In this campaign, there is no weapon more powerful than television, which has earmarked the Thanksgiving to New Year’s window for holiday-themed programming. Even now, original — meaning freshly made, conceptually new — Christmas rom-coms are clambering out of the trenches, not only on Hallmark and Lifetime, which owned the breed for a while, but on Netflix and Hulu and everywhere else seeking to grab a slice of that cinnamon-scented, sentimental pie. There are more than 100 new ones this year, with no more than 10 plots between them, joining the many hundreds, maybe thousands, that came before — and keep coming back.
With seasonal specials and special episodes of Your Favorite Shows and seemingly every halfway decent big-screen holiday movie of the last 30 years hauled out to run in a loop on cable TV, the only defense to this onslaught is surrender. Christmas is coming to television, and you might as well enjoy it. So please accept this partial guide, with the caveat that most of these shows have not been available to preview.

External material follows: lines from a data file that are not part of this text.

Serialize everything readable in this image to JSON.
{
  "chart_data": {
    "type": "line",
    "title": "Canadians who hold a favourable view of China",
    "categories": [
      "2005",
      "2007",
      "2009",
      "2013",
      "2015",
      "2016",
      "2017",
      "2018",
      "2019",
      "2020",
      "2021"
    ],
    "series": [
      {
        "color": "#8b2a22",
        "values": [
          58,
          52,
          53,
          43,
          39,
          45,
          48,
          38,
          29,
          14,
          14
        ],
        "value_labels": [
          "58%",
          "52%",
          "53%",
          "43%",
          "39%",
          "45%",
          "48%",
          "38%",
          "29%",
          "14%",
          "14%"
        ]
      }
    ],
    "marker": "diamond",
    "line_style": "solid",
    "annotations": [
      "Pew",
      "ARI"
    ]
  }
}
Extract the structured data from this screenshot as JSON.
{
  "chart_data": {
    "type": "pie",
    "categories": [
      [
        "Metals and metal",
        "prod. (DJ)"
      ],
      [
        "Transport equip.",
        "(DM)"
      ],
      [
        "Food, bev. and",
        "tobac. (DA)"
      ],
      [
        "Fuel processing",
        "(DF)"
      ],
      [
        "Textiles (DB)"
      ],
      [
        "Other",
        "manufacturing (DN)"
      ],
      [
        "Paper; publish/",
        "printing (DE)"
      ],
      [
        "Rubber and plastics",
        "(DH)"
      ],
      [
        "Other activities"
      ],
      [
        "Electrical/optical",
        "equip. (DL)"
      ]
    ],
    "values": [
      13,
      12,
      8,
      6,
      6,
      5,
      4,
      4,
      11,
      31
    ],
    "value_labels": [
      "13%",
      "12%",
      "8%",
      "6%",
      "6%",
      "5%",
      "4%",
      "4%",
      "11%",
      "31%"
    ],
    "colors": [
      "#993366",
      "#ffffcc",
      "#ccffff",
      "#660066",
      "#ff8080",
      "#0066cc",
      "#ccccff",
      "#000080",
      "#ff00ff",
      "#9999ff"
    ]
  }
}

Of holiday films that aren’t romantic comedies, most promising is “Dear Santa” (on Paramount+ now), in which a child’s misaddressed letter to Santa gets him a visit from Satan (Jack Black) instead. As the trailer suggests it’s … a Jack Black movie, and should not be confused with another “Dear Santa” (streaming on Hulu) — a returning, heartwarming docuseries from the United States Postal Service, wherein human “elves” fulfill the Christmas requests of deserving children. The disturbingly titled Australian import “Nugget Is Dead? A Christmas Story”(CBS, Dec. 14 and streaming now on Paramount+) finds budding dermatologist Steph (Vic Zerbst) canceling Christmas with her boyfriend’s dull, snobby family and back with her lively, noisy, exasperating clan when their dog takes sick. After her mother announces that Steph is bisexual and the vet is a lesbian, no further clues need be planted. (It is a sort of rom-com in the end, but not at all in the middle.)